На следующий день после утомительной поездки по пыльной дороге мы добрались до Ванкие. В этом заповеднике очень много зверей. Из снятого нами фильма можно убедиться, что стада буйволов, насчитывающие до 500 голов, здесь не редкость, а слоны встречаются так часто, что превратились в бич автомобилистов.

Однажды утром перед нами на середине дороги показался слоненок высотой около метра. Он орал во всю мочь: возможно, потерял мать. Племянница пришла в восторг от четвероногого крикуна, она нашла его «милым и прелестным», но я был иного мнения.

Знаю по опыту, сколь опасны могут быть матери-слонихи, когда им кажется, что их потомство в опасности. Не случайно посетителям районов, где водятся слоны, строжайше запрещено останавливаться около слоних со слонятами, а тем более фотографировать их.

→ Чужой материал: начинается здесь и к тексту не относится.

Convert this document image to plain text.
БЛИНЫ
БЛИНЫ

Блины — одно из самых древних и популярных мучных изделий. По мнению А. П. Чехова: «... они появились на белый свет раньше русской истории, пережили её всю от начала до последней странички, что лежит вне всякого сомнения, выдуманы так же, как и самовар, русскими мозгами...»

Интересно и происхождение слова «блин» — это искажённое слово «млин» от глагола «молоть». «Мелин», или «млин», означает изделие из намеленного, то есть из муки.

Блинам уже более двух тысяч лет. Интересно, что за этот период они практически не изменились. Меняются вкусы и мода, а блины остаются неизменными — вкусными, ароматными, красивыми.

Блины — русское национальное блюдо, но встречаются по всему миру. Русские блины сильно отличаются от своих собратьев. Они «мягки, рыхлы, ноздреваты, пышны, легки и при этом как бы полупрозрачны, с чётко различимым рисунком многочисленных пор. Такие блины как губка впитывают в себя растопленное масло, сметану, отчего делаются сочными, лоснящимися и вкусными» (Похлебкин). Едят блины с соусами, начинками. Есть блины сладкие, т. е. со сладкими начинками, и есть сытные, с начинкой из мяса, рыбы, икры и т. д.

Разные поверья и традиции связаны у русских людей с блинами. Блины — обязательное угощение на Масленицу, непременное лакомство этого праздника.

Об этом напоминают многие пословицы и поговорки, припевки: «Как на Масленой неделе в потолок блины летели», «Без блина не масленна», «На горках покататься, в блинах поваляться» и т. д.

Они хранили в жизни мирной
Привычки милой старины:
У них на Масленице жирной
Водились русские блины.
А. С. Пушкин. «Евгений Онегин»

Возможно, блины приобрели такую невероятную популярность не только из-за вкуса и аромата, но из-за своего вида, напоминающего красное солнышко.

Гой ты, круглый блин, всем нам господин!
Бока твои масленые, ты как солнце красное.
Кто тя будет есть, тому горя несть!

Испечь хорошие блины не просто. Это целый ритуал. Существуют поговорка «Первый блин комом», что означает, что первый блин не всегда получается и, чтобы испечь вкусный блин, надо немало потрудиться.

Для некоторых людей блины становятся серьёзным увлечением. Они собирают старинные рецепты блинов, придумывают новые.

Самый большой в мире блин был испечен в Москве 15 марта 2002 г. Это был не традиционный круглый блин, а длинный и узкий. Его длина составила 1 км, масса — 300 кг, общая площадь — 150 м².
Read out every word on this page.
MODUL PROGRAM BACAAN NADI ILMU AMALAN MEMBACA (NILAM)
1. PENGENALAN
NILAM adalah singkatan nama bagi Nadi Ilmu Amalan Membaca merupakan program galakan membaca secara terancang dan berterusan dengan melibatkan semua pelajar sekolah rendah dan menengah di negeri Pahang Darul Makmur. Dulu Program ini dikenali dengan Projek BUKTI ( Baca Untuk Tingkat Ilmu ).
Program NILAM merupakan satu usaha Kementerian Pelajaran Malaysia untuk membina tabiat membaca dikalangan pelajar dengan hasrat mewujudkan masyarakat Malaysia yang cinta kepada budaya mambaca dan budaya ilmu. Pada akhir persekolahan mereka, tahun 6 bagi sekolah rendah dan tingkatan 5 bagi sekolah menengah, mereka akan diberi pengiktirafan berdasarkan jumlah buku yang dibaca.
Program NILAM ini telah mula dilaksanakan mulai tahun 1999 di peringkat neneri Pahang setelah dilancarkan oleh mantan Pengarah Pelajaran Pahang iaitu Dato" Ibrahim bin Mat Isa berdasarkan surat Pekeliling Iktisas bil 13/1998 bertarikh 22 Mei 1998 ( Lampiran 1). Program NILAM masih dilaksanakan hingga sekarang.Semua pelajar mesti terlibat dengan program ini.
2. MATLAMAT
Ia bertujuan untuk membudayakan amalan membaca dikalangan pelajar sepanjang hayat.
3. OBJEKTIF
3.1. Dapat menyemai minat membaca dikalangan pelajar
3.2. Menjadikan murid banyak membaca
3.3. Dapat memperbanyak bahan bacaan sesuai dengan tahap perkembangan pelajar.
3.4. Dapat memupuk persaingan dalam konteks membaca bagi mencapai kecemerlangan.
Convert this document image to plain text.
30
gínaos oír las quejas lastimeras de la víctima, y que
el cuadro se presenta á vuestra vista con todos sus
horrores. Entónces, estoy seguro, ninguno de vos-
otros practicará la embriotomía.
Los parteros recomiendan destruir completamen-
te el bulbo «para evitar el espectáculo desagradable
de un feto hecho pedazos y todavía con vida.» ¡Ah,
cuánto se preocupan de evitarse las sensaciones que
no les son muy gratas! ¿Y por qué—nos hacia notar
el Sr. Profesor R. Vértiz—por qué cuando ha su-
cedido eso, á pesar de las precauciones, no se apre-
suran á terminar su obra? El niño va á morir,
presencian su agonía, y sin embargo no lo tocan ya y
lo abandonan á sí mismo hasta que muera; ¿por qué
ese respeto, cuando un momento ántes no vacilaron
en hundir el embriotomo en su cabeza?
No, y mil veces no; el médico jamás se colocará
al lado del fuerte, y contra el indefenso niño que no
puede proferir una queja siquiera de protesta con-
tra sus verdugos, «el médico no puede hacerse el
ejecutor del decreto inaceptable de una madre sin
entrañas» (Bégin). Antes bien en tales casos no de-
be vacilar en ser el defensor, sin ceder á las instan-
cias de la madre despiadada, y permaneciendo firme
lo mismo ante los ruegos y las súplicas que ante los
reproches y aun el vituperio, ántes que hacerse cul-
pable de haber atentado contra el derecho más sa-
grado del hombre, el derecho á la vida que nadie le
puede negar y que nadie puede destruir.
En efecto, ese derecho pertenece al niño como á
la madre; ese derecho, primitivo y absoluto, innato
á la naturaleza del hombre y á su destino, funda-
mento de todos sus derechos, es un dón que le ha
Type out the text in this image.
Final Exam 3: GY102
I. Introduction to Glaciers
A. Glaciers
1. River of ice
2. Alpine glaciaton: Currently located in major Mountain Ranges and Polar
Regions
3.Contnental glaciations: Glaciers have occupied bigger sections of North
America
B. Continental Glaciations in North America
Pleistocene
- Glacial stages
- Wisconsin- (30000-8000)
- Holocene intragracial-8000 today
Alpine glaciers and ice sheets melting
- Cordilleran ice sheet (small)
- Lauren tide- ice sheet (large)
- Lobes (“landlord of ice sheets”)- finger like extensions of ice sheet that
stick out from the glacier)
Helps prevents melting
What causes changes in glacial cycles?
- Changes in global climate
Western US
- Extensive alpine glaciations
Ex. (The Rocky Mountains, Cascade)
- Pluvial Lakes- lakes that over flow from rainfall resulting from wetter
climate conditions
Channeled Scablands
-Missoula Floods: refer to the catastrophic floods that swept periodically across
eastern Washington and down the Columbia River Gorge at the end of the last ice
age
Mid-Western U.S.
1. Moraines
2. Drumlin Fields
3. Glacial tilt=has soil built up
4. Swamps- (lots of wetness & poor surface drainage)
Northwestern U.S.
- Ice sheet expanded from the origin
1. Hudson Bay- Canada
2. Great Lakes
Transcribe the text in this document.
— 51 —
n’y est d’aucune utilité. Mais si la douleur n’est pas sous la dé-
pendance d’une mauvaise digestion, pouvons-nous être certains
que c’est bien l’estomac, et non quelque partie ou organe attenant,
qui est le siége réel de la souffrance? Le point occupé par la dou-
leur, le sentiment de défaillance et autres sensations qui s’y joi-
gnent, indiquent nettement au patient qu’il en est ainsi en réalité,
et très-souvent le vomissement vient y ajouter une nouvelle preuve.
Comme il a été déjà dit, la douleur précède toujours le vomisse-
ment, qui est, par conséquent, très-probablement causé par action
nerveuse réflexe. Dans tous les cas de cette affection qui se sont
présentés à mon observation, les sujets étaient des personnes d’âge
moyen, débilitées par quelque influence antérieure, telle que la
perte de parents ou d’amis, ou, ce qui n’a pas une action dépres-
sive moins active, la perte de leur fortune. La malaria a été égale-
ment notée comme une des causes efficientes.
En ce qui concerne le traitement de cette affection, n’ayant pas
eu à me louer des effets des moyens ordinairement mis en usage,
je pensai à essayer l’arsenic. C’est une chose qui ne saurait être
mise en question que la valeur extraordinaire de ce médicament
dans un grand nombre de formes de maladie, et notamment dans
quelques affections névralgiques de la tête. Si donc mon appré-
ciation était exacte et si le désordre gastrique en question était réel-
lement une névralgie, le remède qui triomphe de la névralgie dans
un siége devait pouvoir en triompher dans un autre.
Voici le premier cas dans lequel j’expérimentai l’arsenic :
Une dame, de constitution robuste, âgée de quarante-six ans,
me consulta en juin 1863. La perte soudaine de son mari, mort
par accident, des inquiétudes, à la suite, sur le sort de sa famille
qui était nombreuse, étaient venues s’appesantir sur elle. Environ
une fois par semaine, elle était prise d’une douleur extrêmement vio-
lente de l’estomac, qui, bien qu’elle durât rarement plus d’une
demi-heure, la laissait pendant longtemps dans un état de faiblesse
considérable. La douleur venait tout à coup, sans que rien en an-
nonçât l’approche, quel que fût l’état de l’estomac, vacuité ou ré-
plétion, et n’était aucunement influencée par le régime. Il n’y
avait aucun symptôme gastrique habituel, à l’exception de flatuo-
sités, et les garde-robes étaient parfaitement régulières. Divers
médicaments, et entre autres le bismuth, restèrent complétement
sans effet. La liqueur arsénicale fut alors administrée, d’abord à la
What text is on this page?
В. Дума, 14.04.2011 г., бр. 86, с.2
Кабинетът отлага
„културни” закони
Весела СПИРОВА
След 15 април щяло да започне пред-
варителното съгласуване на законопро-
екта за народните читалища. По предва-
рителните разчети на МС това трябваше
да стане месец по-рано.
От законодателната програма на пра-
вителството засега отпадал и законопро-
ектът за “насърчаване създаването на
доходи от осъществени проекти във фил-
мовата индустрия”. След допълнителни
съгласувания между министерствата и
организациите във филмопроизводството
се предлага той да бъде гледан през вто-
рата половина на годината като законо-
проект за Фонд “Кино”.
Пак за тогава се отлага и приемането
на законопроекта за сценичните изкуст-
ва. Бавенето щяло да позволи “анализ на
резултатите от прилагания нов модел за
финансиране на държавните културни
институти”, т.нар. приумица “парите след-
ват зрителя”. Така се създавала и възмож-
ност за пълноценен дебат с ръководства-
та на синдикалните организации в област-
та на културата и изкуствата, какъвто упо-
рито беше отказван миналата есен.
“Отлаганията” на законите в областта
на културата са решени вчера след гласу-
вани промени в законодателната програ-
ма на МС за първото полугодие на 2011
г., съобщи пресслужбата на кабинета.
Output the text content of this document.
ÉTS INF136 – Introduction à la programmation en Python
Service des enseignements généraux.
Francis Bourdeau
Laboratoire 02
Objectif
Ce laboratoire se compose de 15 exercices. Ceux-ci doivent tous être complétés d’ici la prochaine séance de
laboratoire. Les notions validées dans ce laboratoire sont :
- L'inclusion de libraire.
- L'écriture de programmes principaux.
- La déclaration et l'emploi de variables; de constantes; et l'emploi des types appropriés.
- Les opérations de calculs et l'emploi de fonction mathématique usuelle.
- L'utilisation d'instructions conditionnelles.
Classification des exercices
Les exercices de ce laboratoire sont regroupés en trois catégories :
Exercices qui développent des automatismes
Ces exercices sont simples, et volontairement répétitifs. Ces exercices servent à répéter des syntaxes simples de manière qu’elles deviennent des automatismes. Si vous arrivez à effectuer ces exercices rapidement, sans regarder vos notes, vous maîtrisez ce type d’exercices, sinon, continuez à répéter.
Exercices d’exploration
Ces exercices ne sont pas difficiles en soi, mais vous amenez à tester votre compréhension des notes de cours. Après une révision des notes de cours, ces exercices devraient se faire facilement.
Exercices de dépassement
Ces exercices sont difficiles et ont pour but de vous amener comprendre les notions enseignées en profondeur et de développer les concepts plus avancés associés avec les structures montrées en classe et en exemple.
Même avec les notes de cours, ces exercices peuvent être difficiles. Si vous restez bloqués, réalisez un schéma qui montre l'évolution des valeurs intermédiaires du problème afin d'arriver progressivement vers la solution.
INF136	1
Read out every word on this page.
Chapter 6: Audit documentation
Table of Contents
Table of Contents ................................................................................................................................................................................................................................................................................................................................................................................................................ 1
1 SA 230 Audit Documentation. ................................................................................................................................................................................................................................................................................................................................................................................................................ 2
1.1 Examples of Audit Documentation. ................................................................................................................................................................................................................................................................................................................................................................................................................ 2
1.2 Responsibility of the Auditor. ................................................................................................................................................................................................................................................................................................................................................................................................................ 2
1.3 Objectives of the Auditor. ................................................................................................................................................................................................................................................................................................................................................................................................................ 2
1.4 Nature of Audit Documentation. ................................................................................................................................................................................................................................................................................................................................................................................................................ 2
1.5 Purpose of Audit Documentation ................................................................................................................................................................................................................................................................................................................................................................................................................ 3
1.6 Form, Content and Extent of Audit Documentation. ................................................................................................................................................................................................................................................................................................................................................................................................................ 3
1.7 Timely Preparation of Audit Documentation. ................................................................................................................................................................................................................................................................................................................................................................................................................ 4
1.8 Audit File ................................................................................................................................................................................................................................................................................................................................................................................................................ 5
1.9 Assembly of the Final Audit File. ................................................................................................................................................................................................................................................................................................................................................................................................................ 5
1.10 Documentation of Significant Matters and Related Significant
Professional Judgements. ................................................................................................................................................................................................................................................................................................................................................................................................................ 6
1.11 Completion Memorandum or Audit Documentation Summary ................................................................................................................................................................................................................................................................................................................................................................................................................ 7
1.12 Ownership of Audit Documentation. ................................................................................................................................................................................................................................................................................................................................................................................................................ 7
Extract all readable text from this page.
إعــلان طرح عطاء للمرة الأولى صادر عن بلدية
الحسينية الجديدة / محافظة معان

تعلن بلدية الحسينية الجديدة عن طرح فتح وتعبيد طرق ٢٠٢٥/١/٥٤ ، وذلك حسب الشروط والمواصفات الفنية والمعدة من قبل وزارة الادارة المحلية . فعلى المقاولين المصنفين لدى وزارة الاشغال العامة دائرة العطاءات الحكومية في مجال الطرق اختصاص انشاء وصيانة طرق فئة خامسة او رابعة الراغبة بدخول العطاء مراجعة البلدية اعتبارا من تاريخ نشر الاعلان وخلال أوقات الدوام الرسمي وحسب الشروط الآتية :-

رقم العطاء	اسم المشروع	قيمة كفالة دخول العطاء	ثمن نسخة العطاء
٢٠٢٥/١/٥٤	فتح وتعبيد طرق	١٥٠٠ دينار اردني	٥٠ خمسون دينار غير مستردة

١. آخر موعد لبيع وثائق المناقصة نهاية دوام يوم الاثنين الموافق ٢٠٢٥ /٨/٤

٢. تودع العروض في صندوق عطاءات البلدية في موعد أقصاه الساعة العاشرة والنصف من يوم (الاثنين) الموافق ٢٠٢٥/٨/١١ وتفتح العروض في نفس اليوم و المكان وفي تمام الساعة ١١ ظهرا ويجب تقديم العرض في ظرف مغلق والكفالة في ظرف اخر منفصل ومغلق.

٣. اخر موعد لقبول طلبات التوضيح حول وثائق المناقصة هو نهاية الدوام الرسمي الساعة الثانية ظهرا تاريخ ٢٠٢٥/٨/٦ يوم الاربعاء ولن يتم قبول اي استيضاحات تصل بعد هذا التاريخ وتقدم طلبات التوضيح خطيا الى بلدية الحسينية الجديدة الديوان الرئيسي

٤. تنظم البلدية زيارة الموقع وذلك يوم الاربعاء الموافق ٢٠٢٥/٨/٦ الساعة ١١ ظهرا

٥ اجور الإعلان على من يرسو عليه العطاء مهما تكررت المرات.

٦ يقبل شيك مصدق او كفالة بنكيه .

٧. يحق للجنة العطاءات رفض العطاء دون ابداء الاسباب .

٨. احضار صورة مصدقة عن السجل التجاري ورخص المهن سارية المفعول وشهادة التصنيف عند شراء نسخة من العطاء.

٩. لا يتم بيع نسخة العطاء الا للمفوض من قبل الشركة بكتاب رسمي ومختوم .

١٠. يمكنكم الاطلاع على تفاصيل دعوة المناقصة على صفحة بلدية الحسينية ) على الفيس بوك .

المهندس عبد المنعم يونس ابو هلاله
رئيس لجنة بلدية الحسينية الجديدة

Моим спутникам очень не понравилось, что я не разрешил задерживаться, а велел ехать дальше, да к тому же как можно быстрее. Однако это было легче сказать, чем сделать. Толстокожий крикун все время вертелся перед машиной и даже коснулся радиатора мерседеса. Он, очевидно, показался ему чересчур теплым, ибо малыш заорал пуще прежнего. Моя тревога вызывала у спутников только насмешки, но я был согласен прослыть трусом, лишь бы мы уехали до появления слонихи. Наконец нам удалось отвязаться от слоненка.

Когда мы вернулись в лагерь, я рассказал о происшествии хранителю и испытал известное удовлетворение от того, что он не только понял меня, но и поблагодарил за информацию. Посланный им молодой лесничий помог детенышу разыскать стадо и, возможно, спас его от когтей льва. Ведь царь зверей тоже слышал крик беспомощного слоненка и, вероятно, не упустил бы такую добычу.

Ранним утром следующего дня мы покинули лагерь и снова отправились на «охоту». Всего в нескольких стах метрах от места, где стояла наша палатка, мы встретили слониху с бэби.

— Они пришли к тебе с визитом благодарности, дядя Ганс, — пошутила племянница.

— Поторопились, — отвечал я, — для съемки еще недостаточно светло.

Слониха вела себя очень беспокойно. У нее, казалось, были скорее дурные, чем добрые намерения, но мы проехали беспрепятственно.

* * *

«Здесь пар издает шум» — так назвали коренные жители водопад на Замбези, грохот которого разносится на много миль вокруг.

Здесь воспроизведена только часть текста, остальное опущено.